4. Jeremy Tyler -- Golden State Warriors at No. 39
Jeremy Tyler is a risk, without question, and the Warriors are already reportedly $2 million deep into that risk after purchasing the pick used to select him from the Charlotte Bobcats. Tyler was a top 15 talent in this year's draft crop, once regarded as the best high school player in his class. He's shown signs of maturation and his offensive instincts are fairly well-honed. He will need to grow up as a professional but the same goes for many in this class. Getting him on a second-round contract with the flexibility of a non-guaranteed deal means he is on a tight leash and will have every reason to be on his best behavior. He's in a position where he's got to prove himself all over again to really see an NBA payday, the type of which he expected when he left high school early to play overseas years ago. Getting him fully in shape to reach that goal is the first step. No one should be surprised if he becomes the most talented player picked in the second round within two or three years.
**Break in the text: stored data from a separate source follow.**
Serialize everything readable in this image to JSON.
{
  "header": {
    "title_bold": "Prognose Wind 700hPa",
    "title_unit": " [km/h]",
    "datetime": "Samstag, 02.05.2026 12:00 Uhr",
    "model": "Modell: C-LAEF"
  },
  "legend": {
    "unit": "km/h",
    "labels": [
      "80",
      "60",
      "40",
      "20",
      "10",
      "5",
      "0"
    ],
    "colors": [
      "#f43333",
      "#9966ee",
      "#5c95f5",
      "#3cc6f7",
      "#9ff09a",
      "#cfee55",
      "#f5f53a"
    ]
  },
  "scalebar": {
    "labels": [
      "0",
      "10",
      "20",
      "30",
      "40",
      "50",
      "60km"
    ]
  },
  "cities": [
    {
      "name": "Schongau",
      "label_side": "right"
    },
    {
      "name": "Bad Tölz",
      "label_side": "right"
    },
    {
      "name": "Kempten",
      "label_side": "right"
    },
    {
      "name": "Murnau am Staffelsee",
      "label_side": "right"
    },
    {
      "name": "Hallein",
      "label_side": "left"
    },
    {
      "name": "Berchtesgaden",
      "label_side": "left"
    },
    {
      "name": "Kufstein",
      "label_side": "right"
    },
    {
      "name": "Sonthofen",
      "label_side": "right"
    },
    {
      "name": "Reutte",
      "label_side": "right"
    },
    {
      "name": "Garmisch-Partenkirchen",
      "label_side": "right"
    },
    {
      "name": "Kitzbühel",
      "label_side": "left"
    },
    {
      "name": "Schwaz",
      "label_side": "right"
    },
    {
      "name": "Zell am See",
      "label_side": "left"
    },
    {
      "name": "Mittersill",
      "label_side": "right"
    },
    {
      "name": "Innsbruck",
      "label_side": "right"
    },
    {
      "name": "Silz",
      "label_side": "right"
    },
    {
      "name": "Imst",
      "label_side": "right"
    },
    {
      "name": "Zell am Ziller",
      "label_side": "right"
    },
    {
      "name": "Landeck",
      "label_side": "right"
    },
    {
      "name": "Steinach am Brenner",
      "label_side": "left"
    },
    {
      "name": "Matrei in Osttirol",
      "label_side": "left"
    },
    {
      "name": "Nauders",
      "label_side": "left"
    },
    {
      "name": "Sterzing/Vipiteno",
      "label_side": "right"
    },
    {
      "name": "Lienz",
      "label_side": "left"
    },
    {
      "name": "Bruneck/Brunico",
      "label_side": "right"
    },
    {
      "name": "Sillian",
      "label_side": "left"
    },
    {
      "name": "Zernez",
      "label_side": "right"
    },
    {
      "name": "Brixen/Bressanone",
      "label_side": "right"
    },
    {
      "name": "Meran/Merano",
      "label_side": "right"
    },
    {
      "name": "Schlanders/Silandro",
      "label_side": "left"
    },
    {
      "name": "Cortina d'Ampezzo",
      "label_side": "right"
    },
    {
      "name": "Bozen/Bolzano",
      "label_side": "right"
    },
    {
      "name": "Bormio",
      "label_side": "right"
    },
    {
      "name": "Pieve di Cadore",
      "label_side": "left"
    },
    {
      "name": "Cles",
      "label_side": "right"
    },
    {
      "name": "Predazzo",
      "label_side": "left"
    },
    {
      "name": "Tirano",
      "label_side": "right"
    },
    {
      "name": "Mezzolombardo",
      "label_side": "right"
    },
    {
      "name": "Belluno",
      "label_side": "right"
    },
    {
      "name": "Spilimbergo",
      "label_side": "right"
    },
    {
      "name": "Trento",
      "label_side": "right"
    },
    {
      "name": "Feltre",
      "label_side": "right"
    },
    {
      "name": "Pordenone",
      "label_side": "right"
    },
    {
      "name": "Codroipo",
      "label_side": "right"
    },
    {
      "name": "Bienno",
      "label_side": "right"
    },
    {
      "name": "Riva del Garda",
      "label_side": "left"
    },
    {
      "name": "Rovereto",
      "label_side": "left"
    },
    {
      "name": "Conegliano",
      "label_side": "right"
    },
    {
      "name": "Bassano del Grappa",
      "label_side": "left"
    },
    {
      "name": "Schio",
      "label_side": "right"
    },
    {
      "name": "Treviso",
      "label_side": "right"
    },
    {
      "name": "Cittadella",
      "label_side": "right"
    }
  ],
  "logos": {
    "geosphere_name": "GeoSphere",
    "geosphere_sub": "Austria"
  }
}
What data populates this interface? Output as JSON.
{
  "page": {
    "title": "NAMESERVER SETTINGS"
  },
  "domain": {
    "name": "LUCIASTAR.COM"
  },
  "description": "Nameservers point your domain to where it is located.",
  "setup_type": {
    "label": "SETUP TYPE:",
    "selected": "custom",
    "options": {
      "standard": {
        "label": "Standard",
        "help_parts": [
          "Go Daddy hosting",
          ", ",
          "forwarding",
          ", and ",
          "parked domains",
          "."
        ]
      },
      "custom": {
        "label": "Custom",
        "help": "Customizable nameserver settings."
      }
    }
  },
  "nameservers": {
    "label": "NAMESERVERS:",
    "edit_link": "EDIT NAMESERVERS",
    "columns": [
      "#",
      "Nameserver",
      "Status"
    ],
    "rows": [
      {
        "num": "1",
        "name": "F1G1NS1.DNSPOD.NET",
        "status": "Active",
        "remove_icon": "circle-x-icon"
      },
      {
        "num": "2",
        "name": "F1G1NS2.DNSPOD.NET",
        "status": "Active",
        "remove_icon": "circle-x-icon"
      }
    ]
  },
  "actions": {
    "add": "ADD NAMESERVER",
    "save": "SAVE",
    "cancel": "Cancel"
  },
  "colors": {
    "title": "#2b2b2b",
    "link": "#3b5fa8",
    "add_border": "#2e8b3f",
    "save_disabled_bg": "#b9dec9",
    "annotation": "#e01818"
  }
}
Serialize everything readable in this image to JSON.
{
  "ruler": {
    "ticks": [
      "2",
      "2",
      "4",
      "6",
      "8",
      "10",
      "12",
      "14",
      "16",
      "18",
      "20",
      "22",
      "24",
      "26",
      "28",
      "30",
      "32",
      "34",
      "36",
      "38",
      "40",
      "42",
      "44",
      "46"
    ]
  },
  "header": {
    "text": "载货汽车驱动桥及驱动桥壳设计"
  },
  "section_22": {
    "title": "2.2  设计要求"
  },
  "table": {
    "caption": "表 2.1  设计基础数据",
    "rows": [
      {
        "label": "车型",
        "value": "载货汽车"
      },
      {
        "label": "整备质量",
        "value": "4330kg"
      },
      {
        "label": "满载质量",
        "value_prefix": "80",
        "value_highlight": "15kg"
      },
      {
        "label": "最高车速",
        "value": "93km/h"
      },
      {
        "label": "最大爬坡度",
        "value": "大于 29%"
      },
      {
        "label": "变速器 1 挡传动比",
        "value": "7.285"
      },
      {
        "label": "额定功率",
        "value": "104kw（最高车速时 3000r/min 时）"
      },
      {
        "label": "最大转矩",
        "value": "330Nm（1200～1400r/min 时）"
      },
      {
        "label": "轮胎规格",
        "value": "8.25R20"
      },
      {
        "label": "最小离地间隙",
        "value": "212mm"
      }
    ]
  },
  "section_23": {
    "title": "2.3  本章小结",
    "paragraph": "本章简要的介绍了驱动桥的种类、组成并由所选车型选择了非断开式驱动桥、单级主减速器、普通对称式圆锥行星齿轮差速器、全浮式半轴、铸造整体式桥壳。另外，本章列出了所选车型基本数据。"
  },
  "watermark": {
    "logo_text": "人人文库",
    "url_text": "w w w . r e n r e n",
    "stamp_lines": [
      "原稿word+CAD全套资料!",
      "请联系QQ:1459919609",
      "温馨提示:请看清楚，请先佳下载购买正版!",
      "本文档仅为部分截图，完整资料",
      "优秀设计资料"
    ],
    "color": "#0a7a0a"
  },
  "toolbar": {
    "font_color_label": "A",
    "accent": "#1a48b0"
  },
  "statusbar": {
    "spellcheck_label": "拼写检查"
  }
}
Golden State needed to get tougher and bulkier inside, which they did here.
5. Andrew Goudelock -- Los Angeles Lakers at No. 46
Goudelock is a small school scoring point guard without much of a defensive reputation. That description alone carries plenty of question marks and risks. But the Lakers -- with Kobe Bryant, Andrew Bynum, Paul Gasol and Andrew Bynum in the fold -- have the talent, not to mention the deep pocketbooks, to sustain those risks with ease. As the guard trio of Bryant, Fisher and Blake ages, GM Mitch Kupchak's job was simply to inject the roster with youth and upside. In taking both Morris and Goudelock in the second round, he gets two different looks to fulfill that goal. Given that they are both on second-round deals, he only needs one of them to stick. The fact that both guards have the upside to be rotation players -- in L.A. or elsewhere -- means the Lakers landed two solid assets late in a shallow pool. That's intelligent drafting.